Concrètement, «dès 2020», une liste de perturbateurs endocriniens «sera publiée et partagée avec nos partenaires européens», promet le gouvernement. La France demandera aussi à la Commission européenne de «réviser les règlements qui s’appliquent aux objets du quotidien, notamment aux cosmétiques et aux jouets, afin de prendre en compte les perturbateurs endocriniens». Parce que les femmes enceintes et les enfants sont des populations particulièrement vulnérables, Santé Publique France lance dès mardi le site internet «Agir pour bébé», donnant des conseils pratiques pour limiter leur exposition aux produits chimiques, dont les perturbateurs endocriniens. Les professionnels de santé et de la petite enfance, ou encore les agents des collectivités territoriales, seront, eux, «formés aux bonnes pratiques pour limiter l’exposition aux perturbateurs».

«Il faut que les ambitions de la deuxième stratégie nationale sur les perturbateurs endocriniens et du nouveau plan national santé environnement soient revues à la hausse pour faire de la disparition rapide des substances pointées par ces rapports de Santé Publique France de notre environnement une priorité de santé publique absolue, réagit l’ONG Générations futures. Qui demande la «mise en œuvre d’un plan d’urgence pour protéger les populations de ces polluants dangereux». Le Réseau Environnement Santé (RES) estime, lui, que les 50 actions prévues par la SNPE «sont dans l’ensemble pertinentes». Mais il regrette que leur financement ne soit «toujours pas précisé» et demande une enveloppe équivalente à celle «du plan cancer (1,5 milliard sur cinq ans)».

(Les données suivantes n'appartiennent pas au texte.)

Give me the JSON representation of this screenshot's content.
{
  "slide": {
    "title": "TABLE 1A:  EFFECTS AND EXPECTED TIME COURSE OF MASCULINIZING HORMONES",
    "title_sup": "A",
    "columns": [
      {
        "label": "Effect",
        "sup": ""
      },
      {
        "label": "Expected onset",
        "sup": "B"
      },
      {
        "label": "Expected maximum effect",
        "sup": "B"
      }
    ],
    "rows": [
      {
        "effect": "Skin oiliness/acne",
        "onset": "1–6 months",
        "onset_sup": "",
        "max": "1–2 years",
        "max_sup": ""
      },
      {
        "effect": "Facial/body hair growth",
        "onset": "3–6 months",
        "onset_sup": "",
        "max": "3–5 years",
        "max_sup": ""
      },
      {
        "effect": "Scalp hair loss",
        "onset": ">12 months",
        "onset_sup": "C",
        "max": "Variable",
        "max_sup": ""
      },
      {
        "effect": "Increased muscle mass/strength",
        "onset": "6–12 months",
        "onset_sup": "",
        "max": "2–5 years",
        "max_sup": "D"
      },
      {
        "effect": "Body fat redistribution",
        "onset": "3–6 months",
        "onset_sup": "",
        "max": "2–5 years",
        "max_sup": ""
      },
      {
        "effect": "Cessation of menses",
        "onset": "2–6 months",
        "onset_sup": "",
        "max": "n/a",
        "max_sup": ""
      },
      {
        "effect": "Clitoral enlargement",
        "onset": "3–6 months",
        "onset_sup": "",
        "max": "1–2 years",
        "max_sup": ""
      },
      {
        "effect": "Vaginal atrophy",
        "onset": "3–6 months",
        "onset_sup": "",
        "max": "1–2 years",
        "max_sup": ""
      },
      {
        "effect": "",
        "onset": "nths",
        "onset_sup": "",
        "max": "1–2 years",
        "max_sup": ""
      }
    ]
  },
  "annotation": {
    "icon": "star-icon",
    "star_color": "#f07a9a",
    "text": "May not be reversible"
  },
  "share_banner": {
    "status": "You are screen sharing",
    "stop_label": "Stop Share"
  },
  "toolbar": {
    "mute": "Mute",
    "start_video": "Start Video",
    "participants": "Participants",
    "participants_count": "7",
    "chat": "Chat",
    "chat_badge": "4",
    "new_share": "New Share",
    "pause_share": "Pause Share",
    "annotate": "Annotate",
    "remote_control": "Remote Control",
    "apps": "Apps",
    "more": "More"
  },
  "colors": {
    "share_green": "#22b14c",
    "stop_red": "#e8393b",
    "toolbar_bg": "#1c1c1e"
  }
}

L’association souligne que «le risque sanitaire lié aux perturbateurs endocriniens est clairement établi», grâce à des «milliers d’études expérimentales ainsi que de nombreuses études chez l’humain». Ils sont par exemple «la cause majeure de la baisse de la qualité du sperme. A Paris, en cinquante ans, l’homme de 30 ans a perdu deux spermatozoïdes sur trois». D’autres études récentes «montrent un lien entre contamination maternelle pendant la grossesse et hyperactivité, obésité, asthme, trouble du langage chez l’enfant plusieurs années plus tard».